Nel corso del procedimento penale contro Bardi Virbio e Maranesi Domenico, il Tribunale di Ascoli Piceno, con ordinanza del 6 aprile 1964, accogliendo la richiesta del Pubblico Ministero e dei difensori, ha sollevato la questione di legittimità costituzionale dell'art. 3, n. 3, della legge 20 febbraio 1958, n. 75, in quanto punisce, fra l'altro, il gestore o preposto ad un albergo, che tolleri abitualmente la presenza di una o più persone, che all'interno del locale stesso, si danno alla prostituzione, e viene in tal modo a violare il principio di eguaglianza sancito dall'art. 3 della Costituzione. Spiega l'ordinanza che, non costituendo l'attività della prostituzione in sé un illecito giuridico, e non richiamando la norma impugnata né presupponendo turbative del pudore e della morale pubblica, ne consegue che la norma viene a vietare una attività lecita svolta senza pubblico scandalo nel proprio domicilio. In tal modo, si definirebbe una categoria di persone prostitute - socialmente declassate, tanto da essere soggette alla obbligatoria inquisizione dei gestori di alberghi, e limitate nel diritto di ottenere alloggio e permanenza in albergo per una attività giuridicamente lecita e svolta in forma privata. Poiché l'art. 3 della Costituzione sancisce la eguaglianza e la pari dignità sociale dei cittadini davanti alla legge, non é consentito - sempre secondo l'ordinanza - porre limiti all'esercizio di una attività lecita quando da essa non derivi nocumento o pericolo a beni sociali giuridicamente protetti.

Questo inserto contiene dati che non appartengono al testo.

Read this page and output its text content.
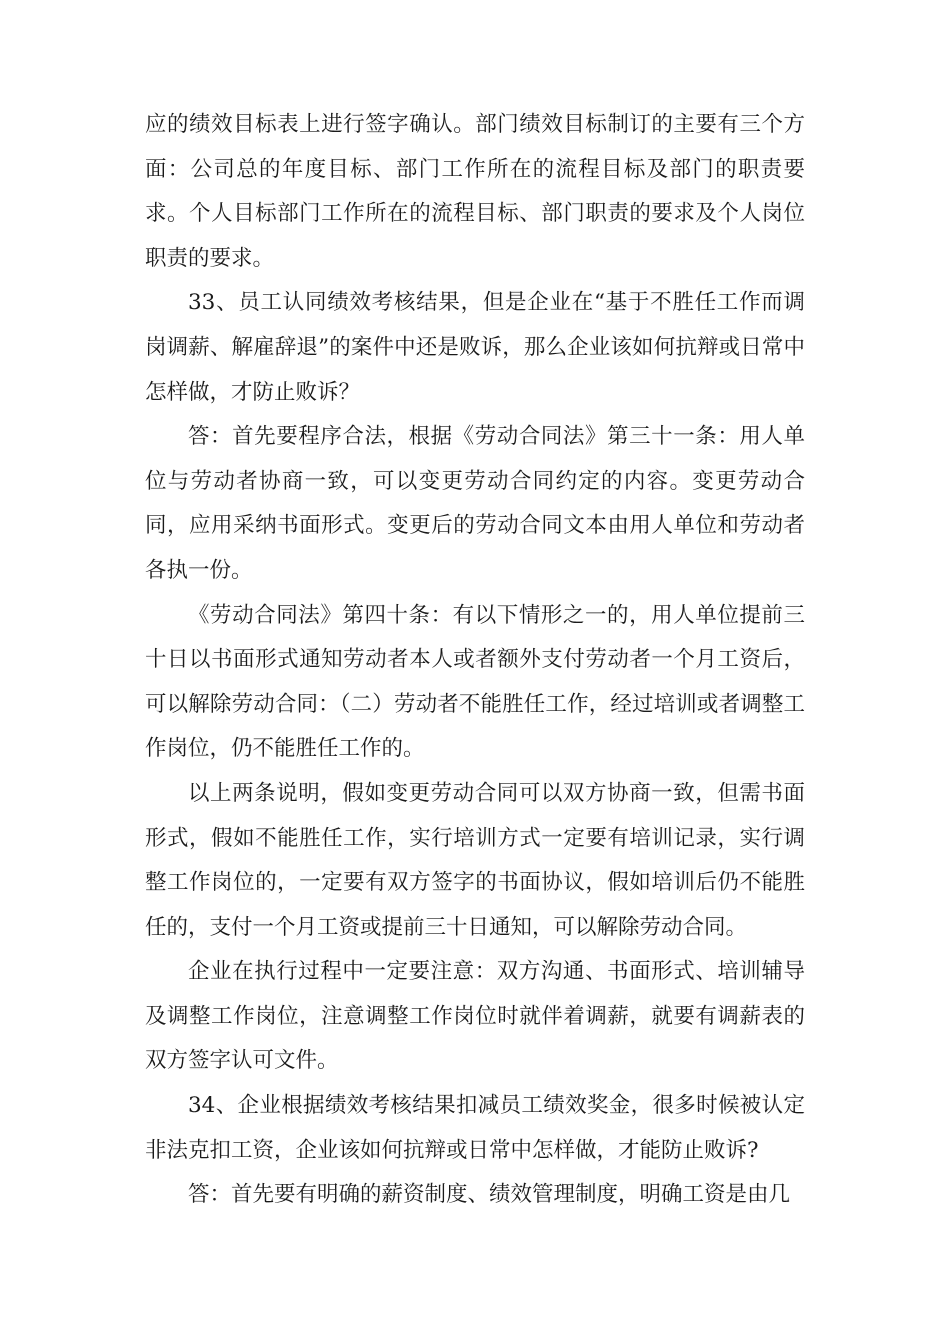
应的绩效目标表上进行签字确认。部门绩效目标制订的主要有三个方面：公司总的年度目标、部门工作所在的流程目标及部门的职责要求。个人目标部门工作所在的流程目标、部门职责的要求及个人岗位职责的要求。

33、员工认同绩效考核结果，但是企业在“基于不胜任工作而调岗调薪、解雇辞退”的案件中还是败诉，那么企业该如何抗辩或日常中怎样做，才防止败诉？

答：首先要程序合法，根据《劳动合同法》第三十一条：用人单位与劳动者协商一致，可以变更劳动合同约定的内容。变更劳动合同，应用采纳书面形式。变更后的劳动合同文本由用人单位和劳动者各执一份。

《劳动合同法》第四十条：有以下情形之一的，用人单位提前三十日以书面形式通知劳动者本人或者额外支付劳动者一个月工资后，可以解除劳动合同：（二）劳动者不能胜任工作，经过培训或者调整工作岗位，仍不能胜任工作的。

以上两条说明，假如变更劳动合同可以双方协商一致，但需书面形式，假如不能胜任工作，实行培训方式一定要有培训记录，实行调整工作岗位的，一定要有双方签字的书面协议，假如培训后仍不能胜任的，支付一个月工资或提前三十日通知，可以解除劳动合同。

企业在执行过程中一定要注意：双方沟通、书面形式、培训辅导及调整工作岗位，注意调整工作岗位时就伴着调薪，就要有调薪表的双方签字认可文件。

34、企业根据绩效考核结果扣减员工绩效奖金，很多时候被认定非法克扣工资，企业该如何抗辩或日常中怎样做，才能防止败诉?

答：首先要有明确的薪资制度、绩效管理制度，明确工资是由几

L'ordinanza é stata regolarmente comunicata, notificata e pubblicata nella Gazzetta Ufficiale, n. 157 del 27 giugno 1964.

Nel presente giudizio non vi é stata costituzione di parti.

 

Considerato in diritto

 

Non contrasta col principio di eguaglianza dei cittadini sancito dall'art. 3 della Costituzione la norma penale contenuta nell'art. 3, n. 3, della legge 20 febbraio 1958, n. 75, la quale punisce, fra l'altro, il gestore o preposto ad un albergo che "tolleri abitualmente la presenza di una o più persone che, nell'interno del locale stesso, si danno alla prostituzione".

La legge suindicata - dopo di aver disposto la chiusura delle case di meretricio, e vietato l'esercizio delle stesse - tutela questo divieto contro ogni possibilità di simulazione. La norma impugnata, infatti, ha per oggetto la regolare gestione del locale pubblico nell'ambito della lotta contro la prostituzione, e punisce soltanto il proprietario, gestore o preposto che abitualmente tolleri l'esercizio della prostituzione nel locale stesso. Essa non limita alcun diritto di chi ha bisogno di alloggio, né impedisce la permanenza in albergo di qualsiasi persona; ma non consente che il locale aperto al pubblico sia adibito ad attività ben diverse da quelle per le quali é stata autorizzata l'apertura e vieta quindi che nei locali adibiti ad albergo si eserciti la prostituzione.

Tutto ciò che concerne la disciplina di un pubblico locale, sottoposto ad autorizzazioni e controlli dell'autorità, può anche - per la tutela di interessi costituzionalmente garantiti o per altre apprezzabili esigenze - apportare limitazioni alle attività dei singoli; ma trattasi sempre di restrizioni, che incidono, indistintamente, su tutti coloro che vogliono servirsi del locale per fini non consentiti dalla legge.

Non sussiste, pertanto, quella disuguaglianza fra i cittadini ravvisata dall'ordinanza di rimessione.

 

PER QUESTI MOTIVI

LA CORTE COSTITUZIONALE

 

dichiara non fondata la questione di legittimità costituzionale dell'art. 3, n. 3, della legge 20 febbraio 1958, n. 75 (abolizione della regolamentazione della prostituzione, e lotta contro lo sfruttamento della prostituzione altrui), sollevata dal Tribunale di Ascoli Piceno con ordinanza del 6 aprile 1964, in riferimento all'art. 3 della Costituzione.

 

Così deciso in Roma, in camera di consiglio, nella sede della Corte costituzionale, Palazzo della Consulta, il 4 dicembre 1964.

 Gaspare AMBROSINI - Antonino PAPALDO - Nicola JAEGER - Giovanni CASSANDRO - Biagio PETROCELLI - Antonio MANCA - Aldo SANDULLI - Giuseppe BRANCA - Michele FRAGALI - Costantino MORTATI - Giuseppe CHIARELLI – Giuseppe VERZì - Giovanni Battista BENEDETTI -  Francesco Paolo BONIFACIO.

 

Depositata in Cancelleria il 11 dicembre 1964.